2- Toptan sosyal dışlamalara ve özellikle Fransız şehirlerinin çevrelerindeki geniş varoşlarda, banliyölerde yaşayan göçmenlerin maruz kaldığı ayrımcılığa, onlar için ‘batı medeniyeti’ ve ‘demokratik cumhuriyet’ in fakirlik, işsizlik ve polisin gaddarlığından başka bir şey olmadığı gerçeğine gözlerimizi kapamamamız gerekir. Beyaz üst tabakanın refah dünyasının tam ortasında alt tabakalara dönük bu kapsamlı şiddet var olmaya devam ettiği müddetçe –ki bu şiddet batının önemli merkezlerinde artmaya devam ediyor- nefreti ve karşı-şiddeti besleyecektir.

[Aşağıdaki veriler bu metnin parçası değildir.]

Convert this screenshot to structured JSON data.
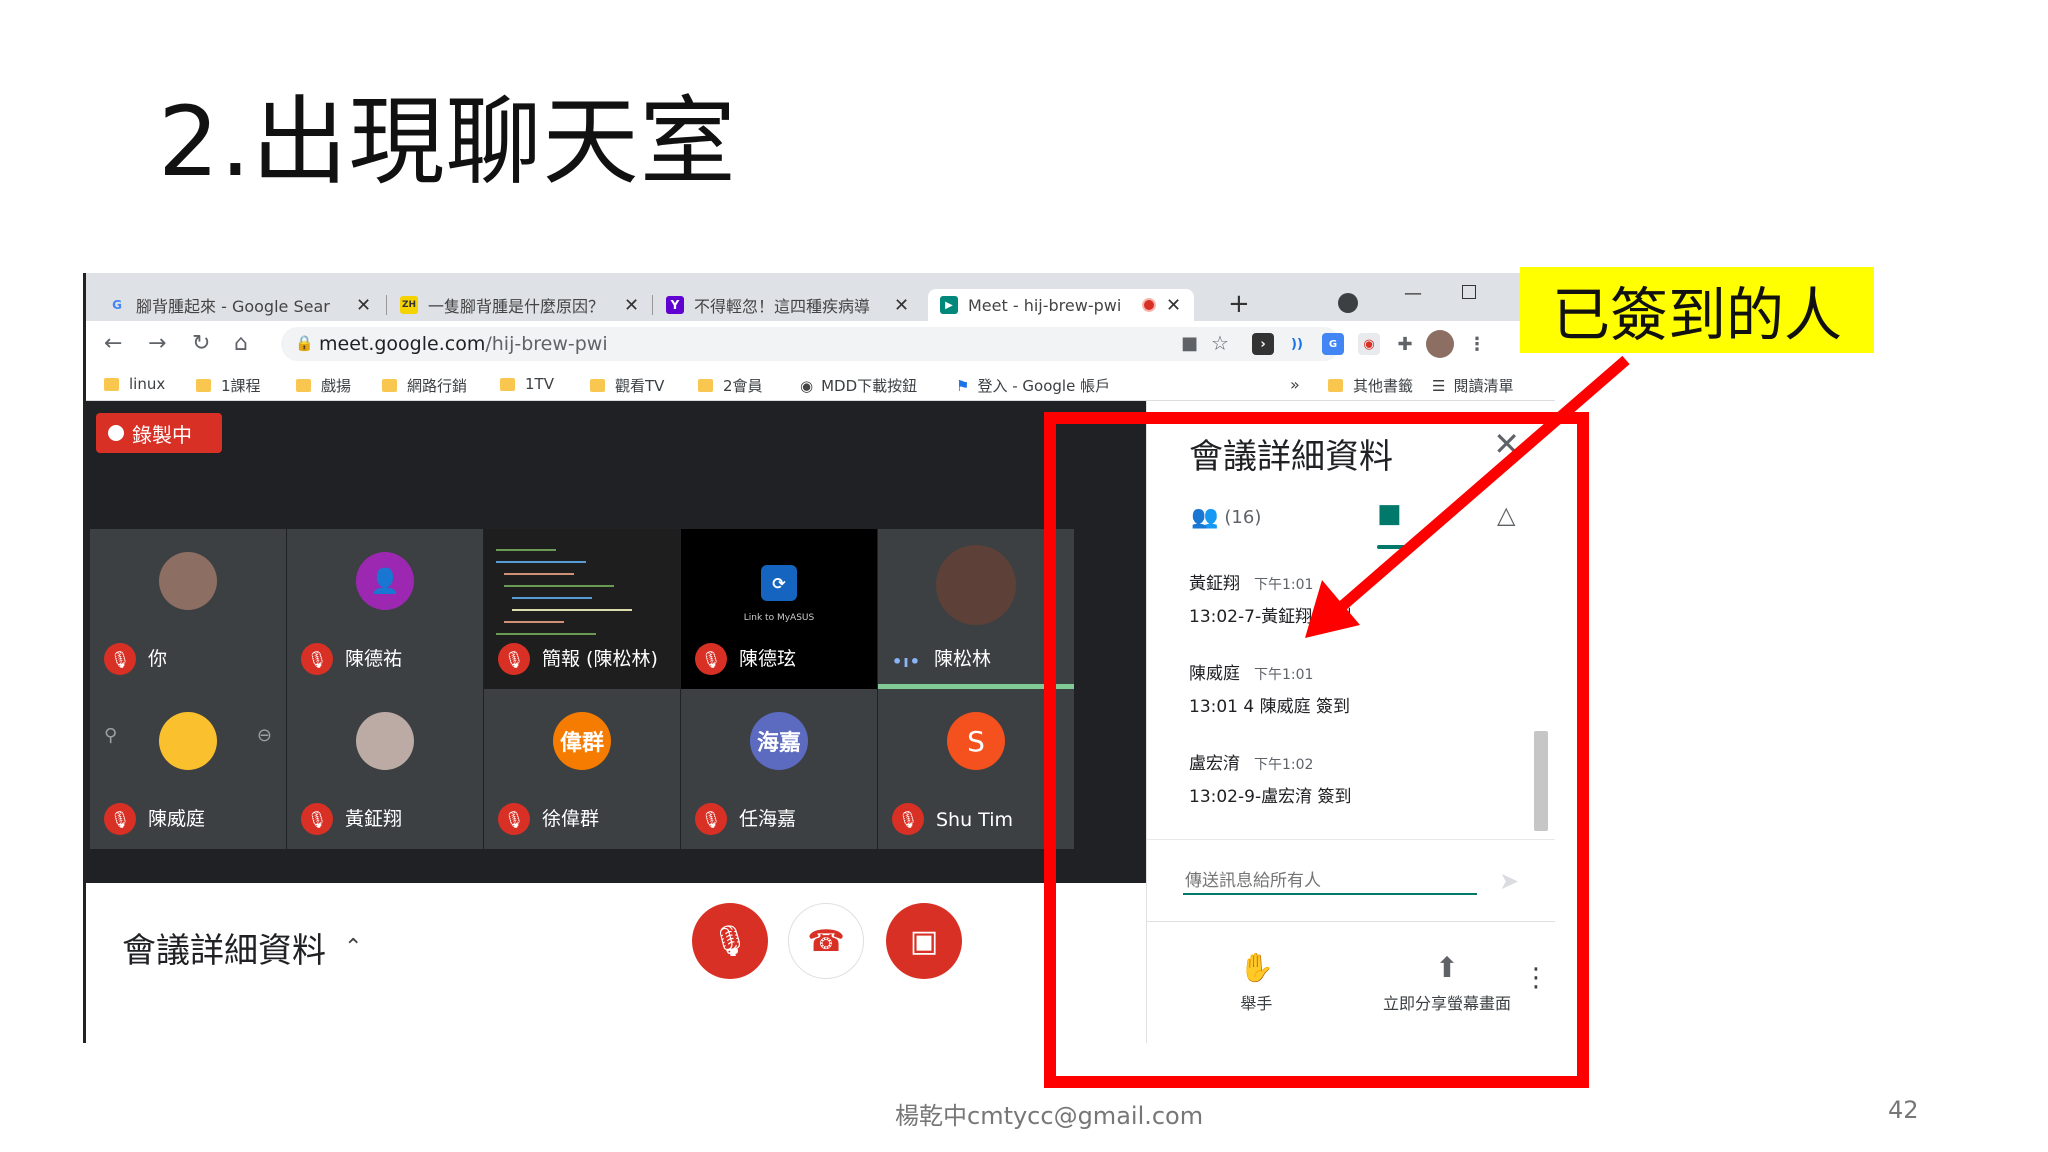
{
  "slide": {
    "title": "2.出現聊天室",
    "callout": "已簽到的人",
    "footer_email": "楊乾中cmtycc@gmail.com",
    "page_number": "42"
  },
  "browser": {
    "tabs": [
      {
        "icon": "google-icon",
        "favicon": "G",
        "label": "腳背腫起來 - Google Sear",
        "close": "✕"
      },
      {
        "icon": "zh-icon",
        "favicon": "ZH",
        "label": "一隻腳背腫是什麼原因？",
        "close": "✕"
      },
      {
        "icon": "yahoo-icon",
        "favicon": "Y",
        "label": "不得輕忽！這四種疾病導",
        "close": "✕"
      },
      {
        "icon": "meet-icon",
        "favicon": "▶",
        "label": "Meet - hij-brew-pwi",
        "close": "✕",
        "active": true
      }
    ],
    "new_tab": "+",
    "url": "meet.google.com",
    "url_path": "/hij-brew-pwi",
    "bookmarks": [
      {
        "label": "linux"
      },
      {
        "label": "1課程"
      },
      {
        "label": "戲揚"
      },
      {
        "label": "網路行銷"
      },
      {
        "label": "1TV"
      },
      {
        "label": "觀看TV"
      },
      {
        "label": "2會員"
      },
      {
        "label": "MDD下載按鈕"
      },
      {
        "label": "登入 - Google 帳戶"
      }
    ],
    "bookmarks_overflow": "»",
    "bookmarks_right": [
      "其他書籤",
      "閱讀清單"
    ]
  },
  "meet": {
    "recording_label": "錄製中",
    "participants_row1": [
      {
        "name": "你",
        "avatar": "photo",
        "color": "#8d6e63"
      },
      {
        "name": "陳德祐",
        "avatar": "person",
        "color": "#9c27b0"
      },
      {
        "name": "簡報 (陳松林)",
        "avatar": "screen",
        "color": "#1e1e1e"
      },
      {
        "name": "陳德玹",
        "avatar": "link-to-myasus",
        "color": "#000000"
      },
      {
        "name": "陳松林",
        "avatar": "photo",
        "color": "#5d4037",
        "speaking": true
      }
    ],
    "participants_row2": [
      {
        "name": "陳威庭",
        "avatar": "photo",
        "color": "#fbc02d"
      },
      {
        "name": "黃鉦翔",
        "avatar": "photo",
        "color": "#bcaaa4"
      },
      {
        "name": "徐偉群",
        "avatar": "偉群",
        "color": "#f57c00"
      },
      {
        "name": "任海嘉",
        "avatar": "海嘉",
        "color": "#5c6bc0"
      },
      {
        "name": "Shu Tim",
        "avatar": "S",
        "color": "#f4511e"
      }
    ],
    "screen_share_caption": "Link to MyASUS",
    "meeting_details_label": "會議詳細資料",
    "colors": {
      "danger": "#d93025",
      "tile": "#3c4043",
      "stage": "#202124"
    }
  },
  "panel": {
    "title": "會議詳細資料",
    "people_count": "(16)",
    "messages": [
      {
        "sender": "黃鉦翔",
        "time": "下午1:01",
        "text": "13:02-7-黃鉦翔 簽到"
      },
      {
        "sender": "陳威庭",
        "time": "下午1:01",
        "text": "13:01 4 陳威庭 簽到"
      },
      {
        "sender": "盧宏淯",
        "time": "下午1:02",
        "text": "13:02-9-盧宏淯 簽到"
      }
    ],
    "input_placeholder": "傳送訊息給所有人",
    "raise_hand": "舉手",
    "present_now": "立即分享螢幕畫面"
  }
}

3- Batı değerlerini –demokrasi, insan hakları, sekülerizm- batının herhangi bir bileşeni ya da bütün bileşenlerine karşı bir savaş politikası ve emperyalist ülkelerdeki sivil hakları ve sosyal hakları yürürlükten kaldırma politikasına dönüştürme ideolojisini takip etmemek gerekir. Kitlelerin özgürleşme başarıları olan bu değerler asıl manalarından uzaklaştırılmış, batıdaki seçkinlerin savaş çığlıklarına dönmüştür. Şayet emperyalizmin bu ideolojik hegomonyasının üstesinden gelemezsek, bu durum batıdaki merkezlerde sosyal huzursuzluğa sebep olacak ve yeryüzünün lanetlilerini bu ‘batı değerleri’ne karşı da savaşmaya itecektir.

Biz bu durumu kabul etmeye istekli değiliz, bu yüzden soldan sağa her tarafa yayılan ve Charlie Hebdo’ya düzenlenen saldırıyı gittikçe dayanılmaz hale gelen hakimiyetlerine ilave çimento olarak kullanan batıdaki bu cepheyle aynı kortejde yürümüyoruz.

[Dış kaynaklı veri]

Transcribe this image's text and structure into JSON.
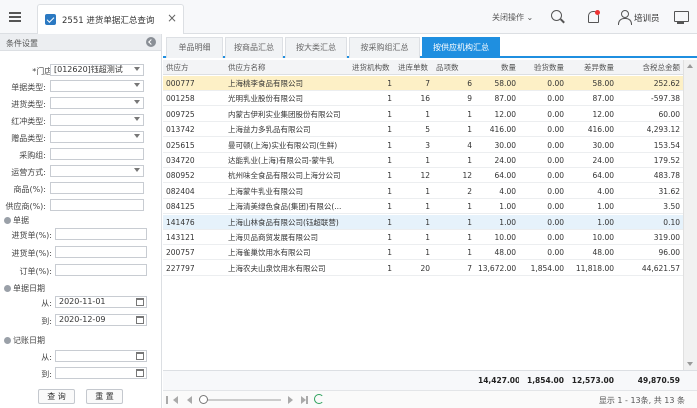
{
  "topbar": {
    "tab_title": "2551 进货单据汇总查询",
    "tab_close": "×",
    "close_ops": "关闭操作 ⌄",
    "user_name": "培训员"
  },
  "filter": {
    "title": "条件设置",
    "store_label": "*门店:",
    "store_value": "[012620]钰超测试",
    "doc_type_label": "单据类型:",
    "stock_type_label": "进货类型:",
    "red_type_label": "红冲类型:",
    "gift_type_label": "赠品类型:",
    "buyer_group_label": "采购组:",
    "delivery_label": "运营方式:",
    "product_label": "商品(%):",
    "supplier_label": "供应商(%):",
    "doc_group": "单据",
    "stock_in_label": "进货单(%):",
    "stock_out_label": "进货单(%):",
    "order_label": "订单(%):",
    "doc_date_group": "单据日期",
    "from_label": "从:",
    "from_value": "2020-11-01",
    "to_label": "到:",
    "to_value": "2020-12-09",
    "post_date_group": "记账日期",
    "post_from_label": "从:",
    "post_to_label": "到:",
    "query_button": "查 询",
    "reset_button": "重 置"
  },
  "subtabs": [
    "单品明细",
    "按商品汇总",
    "按大类汇总",
    "按采购组汇总",
    "按供应机构汇总"
  ],
  "columns": [
    "供应方",
    "供应方名称",
    "进货机构数",
    "进库单数",
    "品项数",
    "数量",
    "验货数量",
    "差异数量",
    "含税总金额"
  ],
  "rows": [
    {
      "code": "000777",
      "name": "上海桃李食品有限公司",
      "orgs": "1",
      "docs": "7",
      "items": "6",
      "qty": "58.00",
      "checked": "0.00",
      "diff": "58.00",
      "amount": "252.62"
    },
    {
      "code": "001258",
      "name": "光明乳业股份有限公司",
      "orgs": "1",
      "docs": "16",
      "items": "9",
      "qty": "87.00",
      "checked": "0.00",
      "diff": "87.00",
      "amount": "-597.38"
    },
    {
      "code": "009725",
      "name": "内蒙古伊利实业集团股份有限公司",
      "orgs": "1",
      "docs": "1",
      "items": "1",
      "qty": "12.00",
      "checked": "0.00",
      "diff": "12.00",
      "amount": "60.00"
    },
    {
      "code": "013742",
      "name": "上海益力多乳品有限公司",
      "orgs": "1",
      "docs": "5",
      "items": "1",
      "qty": "416.00",
      "checked": "0.00",
      "diff": "416.00",
      "amount": "4,293.12"
    },
    {
      "code": "025615",
      "name": "曼可顿(上海)实业有限公司(生鲜)",
      "orgs": "1",
      "docs": "3",
      "items": "4",
      "qty": "30.00",
      "checked": "0.00",
      "diff": "30.00",
      "amount": "153.54"
    },
    {
      "code": "034720",
      "name": "达能乳业(上海)有限公司-蒙牛乳",
      "orgs": "1",
      "docs": "1",
      "items": "1",
      "qty": "24.00",
      "checked": "0.00",
      "diff": "24.00",
      "amount": "179.52"
    },
    {
      "code": "080952",
      "name": "杭州味全食品有限公司上海分公司",
      "orgs": "1",
      "docs": "12",
      "items": "12",
      "qty": "64.00",
      "checked": "0.00",
      "diff": "64.00",
      "amount": "483.78"
    },
    {
      "code": "082404",
      "name": "上海蒙牛乳业有限公司",
      "orgs": "1",
      "docs": "1",
      "items": "2",
      "qty": "4.00",
      "checked": "0.00",
      "diff": "4.00",
      "amount": "31.62"
    },
    {
      "code": "084125",
      "name": "上海清美绿色食品(集团)有限公(...",
      "orgs": "1",
      "docs": "1",
      "items": "1",
      "qty": "1.00",
      "checked": "0.00",
      "diff": "1.00",
      "amount": "3.50"
    },
    {
      "code": "141476",
      "name": "上海山林食品有限公司(钰超联营)",
      "orgs": "1",
      "docs": "1",
      "items": "1",
      "qty": "1.00",
      "checked": "0.00",
      "diff": "1.00",
      "amount": "0.10"
    },
    {
      "code": "143121",
      "name": "上海贝品商贸发展有限公司",
      "orgs": "1",
      "docs": "1",
      "items": "1",
      "qty": "10.00",
      "checked": "0.00",
      "diff": "10.00",
      "amount": "319.00"
    },
    {
      "code": "200757",
      "name": "上海雀巢饮用水有限公司",
      "orgs": "1",
      "docs": "1",
      "items": "1",
      "qty": "48.00",
      "checked": "0.00",
      "diff": "48.00",
      "amount": "96.00"
    },
    {
      "code": "227797",
      "name": "上海农夫山泉饮用水有限公司",
      "orgs": "1",
      "docs": "20",
      "items": "7",
      "qty": "13,672.00",
      "checked": "1,854.00",
      "diff": "11,818.00",
      "amount": "44,621.57"
    }
  ],
  "totals": {
    "qty": "14,427.00",
    "checked": "1,854.00",
    "diff": "12,573.00",
    "amount": "49,870.59"
  },
  "pager": {
    "info": "显示 1 - 13条, 共 13 条"
  },
  "colors": {
    "accent": "#1f8fe0",
    "selected_row": "#fdf0c6",
    "hover_row": "#e6f2fb",
    "required": "#e33333"
  }
}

Bu ifade özgürlüğüyle alakalı bir şey değil. ‘Güvenliğimiz’ için Guantanamo’da insanlara işkence yapılırken neredeydiler? Amerika Birleşik Devletleri ‘Yeni Avrupa’ ya (AB) işkence için taşeron görevi verirken ya da Avrupa vatandaşları işkence edilmek için başka yerlere kaçırılırken ne söylediler? ‘Özgürlüğün maliyeti’ hakkında sesiz kaldılar, tıpkı Soğuk Savaş sırasında olduğu gibi.

Bu, iddia edildiği gibi Batı demokrasinin savunulmasıyla değil, sadece acımasız güç politikasıyla, yani Batı hakimiyeti ile alakalı bir şey!  

Kazanan: Kendi Rejimimiz

11 Eylül modeli kendi kendini tekrar ediyor. Egemenler masum pozları takınıyor ve İslam tarafından temsil edilen ötekinin barbarlığı karşısında bütün farklılıkları ve ayrımlarıyla ‘Batı medeniyeti’nin saflarını sıklaştırması gerektiğini ileri sürmek üzere bir histeri krizi sahneye koyuyor. François Hollande, Nicolas Sarkozy, Bernard-Henri Levy ve sair zevat caddelerde boy gösteriyor ve kendilerini halk kahramanları olarak lanse ediyor.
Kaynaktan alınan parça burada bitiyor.